不過倒是這名工匠話裏的內容,也有些出乎朱翊鈞的意料之外。
他本以爲,火器威力,多是受限於火藥。
沒想到竟然是炮管子……
只聽工匠繼續說道:“如今銃內多有砂眼,微有窪突。”
這時候另一名工匠突然插話道:“是咧,經常有砂眼,那樣整,俺都沒法鏇膛。”
“十管能成三管就了不得哩!”
朱翊鈞聞言,突然好奇道:“炮管子用的銅還是鐵?”
最先那名工匠再度開口道:“陛下,煉銃以銅爲上,鐵次之,鐵比銅加厚則不炸。”
“譬如這弗朗機炮,便用精銅鑄之,而造信砲、短提銃等,則是用生熟銅兼半。

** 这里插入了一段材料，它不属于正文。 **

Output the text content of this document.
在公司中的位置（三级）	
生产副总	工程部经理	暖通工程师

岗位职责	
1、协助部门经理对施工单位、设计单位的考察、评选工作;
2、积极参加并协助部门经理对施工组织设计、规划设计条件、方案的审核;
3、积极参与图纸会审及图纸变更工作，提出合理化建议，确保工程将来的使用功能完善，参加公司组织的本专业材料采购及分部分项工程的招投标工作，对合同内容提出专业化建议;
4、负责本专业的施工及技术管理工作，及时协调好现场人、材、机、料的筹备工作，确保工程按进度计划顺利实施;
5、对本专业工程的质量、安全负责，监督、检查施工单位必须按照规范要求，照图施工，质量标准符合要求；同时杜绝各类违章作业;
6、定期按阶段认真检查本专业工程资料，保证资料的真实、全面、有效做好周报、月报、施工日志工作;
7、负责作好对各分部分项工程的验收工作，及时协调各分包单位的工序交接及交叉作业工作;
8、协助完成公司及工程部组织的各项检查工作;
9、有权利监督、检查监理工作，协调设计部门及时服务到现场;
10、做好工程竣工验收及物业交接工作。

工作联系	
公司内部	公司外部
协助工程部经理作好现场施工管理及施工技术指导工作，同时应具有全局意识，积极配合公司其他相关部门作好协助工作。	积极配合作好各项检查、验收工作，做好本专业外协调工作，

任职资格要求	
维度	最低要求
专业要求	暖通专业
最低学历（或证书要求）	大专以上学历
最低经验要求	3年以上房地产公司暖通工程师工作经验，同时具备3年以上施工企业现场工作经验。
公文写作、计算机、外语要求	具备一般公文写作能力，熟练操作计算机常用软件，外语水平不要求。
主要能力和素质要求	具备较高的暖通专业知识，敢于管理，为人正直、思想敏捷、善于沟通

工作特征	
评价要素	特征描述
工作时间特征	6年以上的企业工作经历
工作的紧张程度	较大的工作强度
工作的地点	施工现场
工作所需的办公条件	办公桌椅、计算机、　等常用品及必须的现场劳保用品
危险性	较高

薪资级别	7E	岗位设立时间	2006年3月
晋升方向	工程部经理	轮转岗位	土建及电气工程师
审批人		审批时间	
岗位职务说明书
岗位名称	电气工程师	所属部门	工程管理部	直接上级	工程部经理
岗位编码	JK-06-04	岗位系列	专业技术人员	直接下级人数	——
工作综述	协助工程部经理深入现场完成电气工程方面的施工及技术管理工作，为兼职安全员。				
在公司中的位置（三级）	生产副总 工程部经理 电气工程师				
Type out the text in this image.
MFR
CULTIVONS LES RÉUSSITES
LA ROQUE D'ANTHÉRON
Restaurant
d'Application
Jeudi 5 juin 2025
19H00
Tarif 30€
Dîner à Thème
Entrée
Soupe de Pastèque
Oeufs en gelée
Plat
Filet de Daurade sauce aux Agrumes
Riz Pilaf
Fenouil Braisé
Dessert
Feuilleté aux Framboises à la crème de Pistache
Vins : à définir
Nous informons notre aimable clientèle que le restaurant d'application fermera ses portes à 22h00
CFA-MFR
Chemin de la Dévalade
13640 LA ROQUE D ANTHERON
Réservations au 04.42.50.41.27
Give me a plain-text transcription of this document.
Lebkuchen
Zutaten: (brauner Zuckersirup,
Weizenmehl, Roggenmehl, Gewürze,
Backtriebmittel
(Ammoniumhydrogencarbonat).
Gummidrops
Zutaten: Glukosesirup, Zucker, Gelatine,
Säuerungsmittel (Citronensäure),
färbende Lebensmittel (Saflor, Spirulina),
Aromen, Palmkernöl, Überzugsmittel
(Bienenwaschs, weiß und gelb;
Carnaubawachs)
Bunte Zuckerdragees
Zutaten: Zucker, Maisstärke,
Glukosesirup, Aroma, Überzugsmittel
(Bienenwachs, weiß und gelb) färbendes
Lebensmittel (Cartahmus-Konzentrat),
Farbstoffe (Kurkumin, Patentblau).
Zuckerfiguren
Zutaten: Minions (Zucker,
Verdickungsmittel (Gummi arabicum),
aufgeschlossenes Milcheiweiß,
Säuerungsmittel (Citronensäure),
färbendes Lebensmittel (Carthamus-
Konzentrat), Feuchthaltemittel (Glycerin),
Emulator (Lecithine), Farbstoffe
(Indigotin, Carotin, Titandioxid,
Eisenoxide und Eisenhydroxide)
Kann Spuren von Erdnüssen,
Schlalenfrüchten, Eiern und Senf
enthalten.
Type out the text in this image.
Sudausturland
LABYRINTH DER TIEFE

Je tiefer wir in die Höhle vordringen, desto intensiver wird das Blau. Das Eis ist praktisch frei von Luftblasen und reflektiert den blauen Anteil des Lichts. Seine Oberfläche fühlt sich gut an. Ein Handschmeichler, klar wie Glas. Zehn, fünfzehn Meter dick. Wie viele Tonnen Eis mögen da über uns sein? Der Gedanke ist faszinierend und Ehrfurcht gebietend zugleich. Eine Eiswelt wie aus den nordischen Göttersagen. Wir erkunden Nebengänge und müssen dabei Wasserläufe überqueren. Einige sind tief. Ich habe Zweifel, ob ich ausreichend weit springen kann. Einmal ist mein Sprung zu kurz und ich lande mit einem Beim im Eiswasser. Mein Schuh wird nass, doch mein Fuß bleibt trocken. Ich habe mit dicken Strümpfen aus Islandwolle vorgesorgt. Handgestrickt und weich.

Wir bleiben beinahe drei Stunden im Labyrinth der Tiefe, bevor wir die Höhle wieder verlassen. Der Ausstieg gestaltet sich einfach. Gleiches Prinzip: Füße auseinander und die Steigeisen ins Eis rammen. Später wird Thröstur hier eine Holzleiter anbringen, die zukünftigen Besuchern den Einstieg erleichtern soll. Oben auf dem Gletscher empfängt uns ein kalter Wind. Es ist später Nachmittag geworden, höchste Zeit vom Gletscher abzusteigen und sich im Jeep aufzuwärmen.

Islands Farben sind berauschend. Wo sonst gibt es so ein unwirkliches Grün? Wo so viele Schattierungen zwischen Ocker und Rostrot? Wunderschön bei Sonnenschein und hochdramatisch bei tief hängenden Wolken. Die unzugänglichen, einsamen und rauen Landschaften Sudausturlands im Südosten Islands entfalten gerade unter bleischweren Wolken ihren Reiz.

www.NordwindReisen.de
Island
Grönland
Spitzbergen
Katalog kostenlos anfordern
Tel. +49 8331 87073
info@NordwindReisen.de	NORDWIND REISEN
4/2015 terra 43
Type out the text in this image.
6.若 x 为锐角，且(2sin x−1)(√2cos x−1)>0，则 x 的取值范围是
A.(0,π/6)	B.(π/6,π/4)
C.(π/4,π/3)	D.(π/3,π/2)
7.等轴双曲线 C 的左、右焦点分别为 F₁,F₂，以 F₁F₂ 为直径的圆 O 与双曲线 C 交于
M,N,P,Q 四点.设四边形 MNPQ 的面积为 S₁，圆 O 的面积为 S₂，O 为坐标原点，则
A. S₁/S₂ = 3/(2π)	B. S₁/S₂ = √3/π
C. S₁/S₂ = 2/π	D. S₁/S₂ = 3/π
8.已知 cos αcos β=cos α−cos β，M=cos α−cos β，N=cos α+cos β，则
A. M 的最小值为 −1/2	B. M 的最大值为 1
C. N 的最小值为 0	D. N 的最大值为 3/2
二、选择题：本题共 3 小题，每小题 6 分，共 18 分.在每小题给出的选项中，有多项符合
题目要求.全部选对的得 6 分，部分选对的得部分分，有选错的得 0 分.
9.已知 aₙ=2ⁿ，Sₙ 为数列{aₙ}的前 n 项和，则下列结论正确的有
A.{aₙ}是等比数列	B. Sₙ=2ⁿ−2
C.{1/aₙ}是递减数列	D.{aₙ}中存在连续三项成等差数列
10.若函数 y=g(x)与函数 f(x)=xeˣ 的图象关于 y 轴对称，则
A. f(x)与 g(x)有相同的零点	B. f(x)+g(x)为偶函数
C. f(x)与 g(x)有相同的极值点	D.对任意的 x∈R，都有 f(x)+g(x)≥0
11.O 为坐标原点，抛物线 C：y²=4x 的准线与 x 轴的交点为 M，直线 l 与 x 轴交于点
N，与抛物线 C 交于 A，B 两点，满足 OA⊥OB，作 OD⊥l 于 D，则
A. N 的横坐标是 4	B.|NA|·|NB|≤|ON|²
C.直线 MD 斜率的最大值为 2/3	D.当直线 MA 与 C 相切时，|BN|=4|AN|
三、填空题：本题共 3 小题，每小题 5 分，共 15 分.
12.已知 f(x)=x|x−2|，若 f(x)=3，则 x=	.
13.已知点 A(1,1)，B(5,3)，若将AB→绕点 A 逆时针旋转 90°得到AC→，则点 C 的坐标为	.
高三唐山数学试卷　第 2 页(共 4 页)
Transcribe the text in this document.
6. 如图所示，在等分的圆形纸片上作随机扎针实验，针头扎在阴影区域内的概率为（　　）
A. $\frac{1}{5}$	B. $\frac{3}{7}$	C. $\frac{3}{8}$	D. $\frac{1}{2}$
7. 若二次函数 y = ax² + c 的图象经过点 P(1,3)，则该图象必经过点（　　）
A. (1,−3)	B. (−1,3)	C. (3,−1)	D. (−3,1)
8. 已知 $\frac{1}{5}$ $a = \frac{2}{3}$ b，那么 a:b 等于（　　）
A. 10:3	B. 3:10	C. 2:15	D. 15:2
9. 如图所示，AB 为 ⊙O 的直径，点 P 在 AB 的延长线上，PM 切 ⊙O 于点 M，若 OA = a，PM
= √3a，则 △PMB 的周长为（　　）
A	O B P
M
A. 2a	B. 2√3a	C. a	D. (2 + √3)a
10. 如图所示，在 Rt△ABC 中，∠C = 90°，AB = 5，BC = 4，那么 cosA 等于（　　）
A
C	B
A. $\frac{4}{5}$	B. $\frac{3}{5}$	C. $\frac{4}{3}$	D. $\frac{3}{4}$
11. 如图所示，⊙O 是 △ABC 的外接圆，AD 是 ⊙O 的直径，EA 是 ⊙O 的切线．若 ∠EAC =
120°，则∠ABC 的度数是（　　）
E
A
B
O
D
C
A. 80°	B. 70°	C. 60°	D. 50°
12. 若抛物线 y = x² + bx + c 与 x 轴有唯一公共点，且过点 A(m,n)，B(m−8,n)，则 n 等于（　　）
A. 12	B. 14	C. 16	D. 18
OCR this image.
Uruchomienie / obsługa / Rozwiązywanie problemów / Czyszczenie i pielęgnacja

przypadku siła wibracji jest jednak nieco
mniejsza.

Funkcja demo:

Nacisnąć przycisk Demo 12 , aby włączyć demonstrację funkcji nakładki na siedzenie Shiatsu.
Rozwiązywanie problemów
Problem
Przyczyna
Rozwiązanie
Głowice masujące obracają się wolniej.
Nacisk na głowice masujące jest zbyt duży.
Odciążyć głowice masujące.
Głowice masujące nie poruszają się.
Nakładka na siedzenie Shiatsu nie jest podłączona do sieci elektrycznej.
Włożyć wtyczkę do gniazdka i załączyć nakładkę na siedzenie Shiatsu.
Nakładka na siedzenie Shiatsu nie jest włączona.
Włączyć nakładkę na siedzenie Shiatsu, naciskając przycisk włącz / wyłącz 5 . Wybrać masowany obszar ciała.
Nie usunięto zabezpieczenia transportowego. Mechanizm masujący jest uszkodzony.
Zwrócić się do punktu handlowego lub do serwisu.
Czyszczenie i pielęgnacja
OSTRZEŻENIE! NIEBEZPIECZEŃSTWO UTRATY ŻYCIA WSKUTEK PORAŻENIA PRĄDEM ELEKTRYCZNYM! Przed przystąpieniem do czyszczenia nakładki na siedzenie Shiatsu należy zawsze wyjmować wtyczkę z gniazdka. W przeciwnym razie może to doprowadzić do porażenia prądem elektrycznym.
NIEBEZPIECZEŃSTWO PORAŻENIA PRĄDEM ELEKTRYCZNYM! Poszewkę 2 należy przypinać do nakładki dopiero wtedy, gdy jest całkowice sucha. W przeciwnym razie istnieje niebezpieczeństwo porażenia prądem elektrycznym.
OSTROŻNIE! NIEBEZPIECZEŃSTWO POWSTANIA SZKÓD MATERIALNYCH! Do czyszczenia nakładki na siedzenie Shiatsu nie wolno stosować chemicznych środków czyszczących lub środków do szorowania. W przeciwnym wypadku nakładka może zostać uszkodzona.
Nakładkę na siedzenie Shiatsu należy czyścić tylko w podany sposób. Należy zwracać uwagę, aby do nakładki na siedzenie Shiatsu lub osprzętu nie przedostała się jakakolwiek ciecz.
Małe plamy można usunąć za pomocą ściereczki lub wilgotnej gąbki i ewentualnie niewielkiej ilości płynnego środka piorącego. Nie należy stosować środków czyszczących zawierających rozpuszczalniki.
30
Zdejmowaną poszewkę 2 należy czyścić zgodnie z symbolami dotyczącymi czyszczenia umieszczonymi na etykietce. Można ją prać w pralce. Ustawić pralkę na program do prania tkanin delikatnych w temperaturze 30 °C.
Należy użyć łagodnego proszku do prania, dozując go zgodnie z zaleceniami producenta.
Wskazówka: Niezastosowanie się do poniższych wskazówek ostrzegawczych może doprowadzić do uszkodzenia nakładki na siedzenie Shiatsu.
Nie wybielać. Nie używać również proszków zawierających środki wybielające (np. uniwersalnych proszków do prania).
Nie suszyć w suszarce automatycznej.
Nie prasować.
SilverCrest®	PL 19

”
朱翊鈞點了點頭。
這就是工業體系了。
火器不單單是火器,看的是整體工業實力。
鍊鐵、鍊銅、機關結構、模具、火藥等等,相輔相成,互爲牽制。
這些行業難題,不是朱翊鈞一拍腦袋,背個順口溜,就能迅速進步的。
得靠技術積累啊!
朱翊鈞心中感慨一番,又朝幾名工匠問了一些關於火藥、澆鑄、鏇膛的技術問題。
皇帝這邊與工匠打得火熱。
給一旁的中書舍人看得一愣一愣。
猶豫着要不要事後勸誡一下皇帝,不要過於沉醉於機巧之事。
時間緩緩流逝。
外間的大雪,似乎下得更大了。
時有寒風吹進廠裏,衆人不約而同縮了縮脖子。
朱翊鈞一面聽着工匠的講解,一面翻閱着兵仗局制火器的教科書。
“五材並用,火德最靈,秉熒惑之精氣,酌朱雀之權衡,軒轅創法以衛民生。”
“……”
“一君二臣,灰硫同在臣位,灰則武而硫則文,剽疾則武收殊,續猛炸則文策奇勳。”
“……”
朱翊鈞看得直搖頭。
這本《武編》,博採士卒、軍官、工匠所有武備識略,成書於嘉靖年間。
可謂是此時火藥製作技術的最高理論總結。
但,這種所謂的最高成就,仍舊是拿着工匠的成果,包裹一層儒門的皮。
其中關於火藥的“五行理論”和“君臣理論”,歧義多多,前後矛盾。
尤其甚麼熒惑精氣,甚麼火命風后,搞得跟寫小說似的。
這種儒生寫科技叢書,不能對工匠進行業務指導事小,將科技樹帶歪才是壞了大事。
朱翊鈞又翻了翻其餘幾本兵書,不由嘆了一口氣。